Souvent, on ne retient de l’univers du football que son caractère grégaire, nationaliste, raciste, homophobe. Certes, il y a de la violence dans les stades, mais si on la ramène au nombre des supporteur·ices dans les stades et à l’échelle de la population française, elles sont très marginales. Contrairement à ce que pourrait nous laisser croire le traitement sensationnaliste de certains médias, le hooligalisme à la française n’existe pas.

Il est important d’accomplir un geste de réconciliation. Autrement dit, de ne pas être en rupture avec ce qui se passe à l’intérieur des stades et ne pas céder aux idées préconçues. Par exemple, les supporteur·ices du RC Lens interpellent régulièrement les actionnaires : « arrêtez les transferts internationaux de joueurs. Formez plutôt les jeunes qui vivent dans le bassin. Investissez sur le long terme dans le territoire ». On pourrait avoir ce genre de conversation militante dans n’importe quelle entreprise.

© Yohanne Lamoulère
Par à rapport aux autres non professionnel·les avec lesquels vous avez travaillé, y-a-t-il une manière particulière de travailler avec des supporteur·ices de football ? 

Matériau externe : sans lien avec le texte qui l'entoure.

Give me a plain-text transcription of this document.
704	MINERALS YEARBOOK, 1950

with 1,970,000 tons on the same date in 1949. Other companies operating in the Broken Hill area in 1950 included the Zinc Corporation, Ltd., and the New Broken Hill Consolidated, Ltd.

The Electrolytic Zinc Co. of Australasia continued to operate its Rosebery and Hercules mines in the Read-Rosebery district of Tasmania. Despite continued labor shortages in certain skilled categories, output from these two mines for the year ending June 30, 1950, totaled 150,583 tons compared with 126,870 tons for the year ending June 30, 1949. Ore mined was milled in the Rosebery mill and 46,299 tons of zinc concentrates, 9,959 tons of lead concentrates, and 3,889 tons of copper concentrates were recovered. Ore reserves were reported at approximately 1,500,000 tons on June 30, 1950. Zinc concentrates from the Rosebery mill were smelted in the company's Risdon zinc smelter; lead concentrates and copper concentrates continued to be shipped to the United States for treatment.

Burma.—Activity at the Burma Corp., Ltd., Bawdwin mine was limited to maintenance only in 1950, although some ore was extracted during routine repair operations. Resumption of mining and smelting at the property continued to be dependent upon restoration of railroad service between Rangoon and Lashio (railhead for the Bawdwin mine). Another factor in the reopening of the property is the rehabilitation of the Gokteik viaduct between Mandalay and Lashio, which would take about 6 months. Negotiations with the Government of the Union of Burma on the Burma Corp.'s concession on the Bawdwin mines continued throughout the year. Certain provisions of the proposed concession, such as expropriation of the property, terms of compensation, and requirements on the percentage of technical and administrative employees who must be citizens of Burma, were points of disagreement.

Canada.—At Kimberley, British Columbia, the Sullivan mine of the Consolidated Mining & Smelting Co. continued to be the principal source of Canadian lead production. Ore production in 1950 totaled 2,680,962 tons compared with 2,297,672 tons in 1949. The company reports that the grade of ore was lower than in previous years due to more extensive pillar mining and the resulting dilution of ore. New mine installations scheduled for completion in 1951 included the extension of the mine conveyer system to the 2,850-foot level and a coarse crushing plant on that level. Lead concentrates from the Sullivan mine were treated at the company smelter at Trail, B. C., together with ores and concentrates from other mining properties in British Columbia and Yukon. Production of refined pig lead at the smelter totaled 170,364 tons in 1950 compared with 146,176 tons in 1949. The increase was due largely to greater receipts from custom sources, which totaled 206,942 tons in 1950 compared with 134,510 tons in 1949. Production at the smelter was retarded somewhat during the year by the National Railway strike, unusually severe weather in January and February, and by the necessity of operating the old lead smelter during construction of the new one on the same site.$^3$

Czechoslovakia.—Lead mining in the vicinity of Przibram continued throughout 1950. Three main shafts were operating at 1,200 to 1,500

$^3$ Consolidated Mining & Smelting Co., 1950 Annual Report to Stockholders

Les supporteur·ices ont une véritable discipline collective. Le travail sur le chœur est quasi spontané. J’ai toujours veillé à ce qu’on ne donne pas une vision tronquée, folklorique de leur engagement. La « folklorisation », c’est le piège ! Le folklore dans les stades est à prendre au second degré. Souvent, lorsque les médias déboulent dans les stades pressés par le temps, ils filment ce qui est « sensationnel », c’est-à-dire le folklore, la grande frite, le papi alcoolique. Le reportage télévisé est souvent une caricature du monde des supporteur·ices. J’ai été extrêmement vigilant dans la manière de construire la parole et les images dans Stadium. Inutile d’ajouter du mépris au mépris ambiant.

Le travail des costumes, les éléments de langage, nourrissent beaucoup la mise en scène, donnant à Stadium un caractère hybride. D’un côté, il y a le naturalisme théâtral qui renvoie au « reeanectment » (ou reconstitution). De l’autre côté, certaines scènes font place au récit épique. C’est une pièce à la délicate équation.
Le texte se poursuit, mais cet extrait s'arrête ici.